Ham and Okra Roll-ups
Serving Size: 80-100 pieces
Ingredients
- 1 (1 pound) package sliced ham
- 1 (16 ounce) jar of pickled okra (sometimes I need 2 jars)
- 8 ounces cream cheese, softened
- 1 (2.25 ounce) can chopped black olives
- 1 jalapeño pepper, seeded & finely chopped
- garlic salt
- pecans, finely chopped (a handful)
Instructions
- Pat ham slices dry between paper towels.
- Mix together cream cheese, olives, jalapeño pepper, garlic salt, & pecans.
- Spread mixture on each ham slice, getting close to the edges and not too thick.
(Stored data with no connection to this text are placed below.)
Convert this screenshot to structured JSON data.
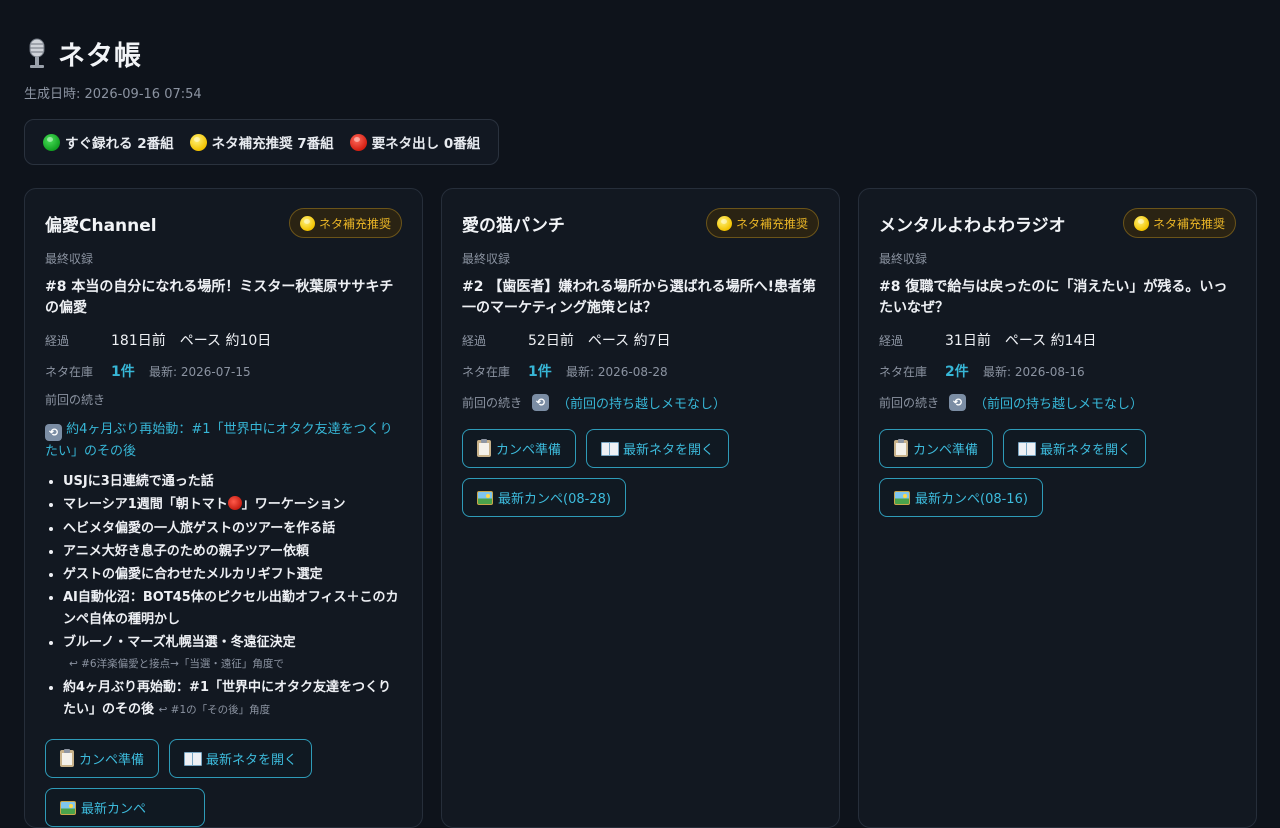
{
  "header": {
    "title": "ネタ帳",
    "generated": "生成日時: 2026-09-16 07:54",
    "icon": "microphone-icon"
  },
  "summary": {
    "ready": "すぐ録れる 2番組",
    "recommend": "ネタ補充推奨 7番組",
    "need": "要ネタ出し 0番組",
    "colors": {
      "green": "#12a022",
      "yellow": "#f2c200",
      "red": "#d41f12"
    }
  },
  "labels": {
    "last_recorded": "最終収録",
    "elapsed": "経過",
    "stock": "ネタ在庫",
    "previous": "前回の続き",
    "btn_prepare": "カンペ準備",
    "btn_open_latest": "最新ネタを開く"
  },
  "cards": [
    {
      "title": "偏愛Channel",
      "status": "ネタ補充推奨",
      "last_title": "#8 本当の自分になれる場所！ミスター秋葉原ササキチの偏愛",
      "elapsed": "181日前　ペース 約10日",
      "stock_count": "1件",
      "stock_latest": "最新: 2026-07-15",
      "continuation": "約4ヶ月ぶり再始動：#1「世界中にオタク友達をつくりたい」のその後",
      "topics": [
        "USJに3日連続で通った話",
        "マレーシア1週間「朝トマト",
        "」ワーケーション",
        "ヘビメタ偏愛の一人旅ゲストのツアーを作る話",
        "アニメ大好き息子のための親子ツアー依頼",
        "ゲストの偏愛に合わせたメルカリギフト選定",
        "AI自動化沼：BOT45体のピクセル出勤オフィス＋このカンペ自体の種明かし",
        "ブルーノ・マーズ札幌当選・冬遠征決定",
        "↩ #6洋楽偏愛と接点→「当選・遠征」角度で",
        "約4ヶ月ぶり再始動：#1「世界中にオタク友達をつくりたい」のその後",
        "↩ #1の「その後」角度"
      ],
      "btn_third": "最新カンペ"
    },
    {
      "title": "愛の猫パンチ",
      "status": "ネタ補充推奨",
      "last_title": "#2 【歯医者】嫌われる場所から選ばれる場所へ!患者第一のマーケティング施策とは？",
      "elapsed": "52日前　ペース 約7日",
      "stock_count": "1件",
      "stock_latest": "最新: 2026-08-28",
      "previous_note": "（前回の持ち越しメモなし）",
      "btn_latest_kanpe": "最新カンペ(08-28)"
    },
    {
      "title": "メンタルよわよわラジオ",
      "status": "ネタ補充推奨",
      "last_title": "#8 復職で給与は戻ったのに「消えたい」が残る。いったいなぜ？",
      "elapsed": "31日前　ペース 約14日",
      "stock_count": "2件",
      "stock_latest": "最新: 2026-08-16",
      "previous_note": "（前回の持ち越しメモなし）",
      "btn_latest_kanpe": "最新カンペ(08-16)"
    }
  ]
}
- Trim off the stem end of the okra. Place 1 or 2 okras on the short end of the ham slice and roll tightly. (I very often use 2 okras the pointy ends over lapping in the middle. You want the okra to fill the ham roll as much as possible when you slice it.)
- Put in a container with a tight lid after wrapping rolls in plastic wrap. Refrigerate overnight or for several hours. Slice about 1/2” thick and serve on a platter. Men love this recipe.
Notes
Very unusual and look so pretty. Love using a Louisiana staple, okra. Okra is that special ingredient in most gumbos.By Linda Roy via KathyMillerTime
Recipe Printed from www.kathymillertime.com
Watch for more tailgating recipes throughout the football season.
Come celebrate with me. I’ll save you a seat at the table.
5 Comments
I think I’m going to have to order the Baby Hot Browns. Hope it’s an all you can eat buffet!❤️
They are good! Hope you are doing well Bob!
I’ll be serving your 7 Layer Greek Dip at UT’s first home game- love that stuff! I’m also liking the idea of your Ham and Okra Roll Ups- YUM! Can’t wait for football!
Wish I could be at your tailgate Joy! No one does it better than you. Go Vols!!! The okra rollups are surprisingly good, especially if you like pickled okra.
We will be tailgating with lobster and steaks from Baa Haaba tomorrow. Go Vols, Gators and Blue Devils!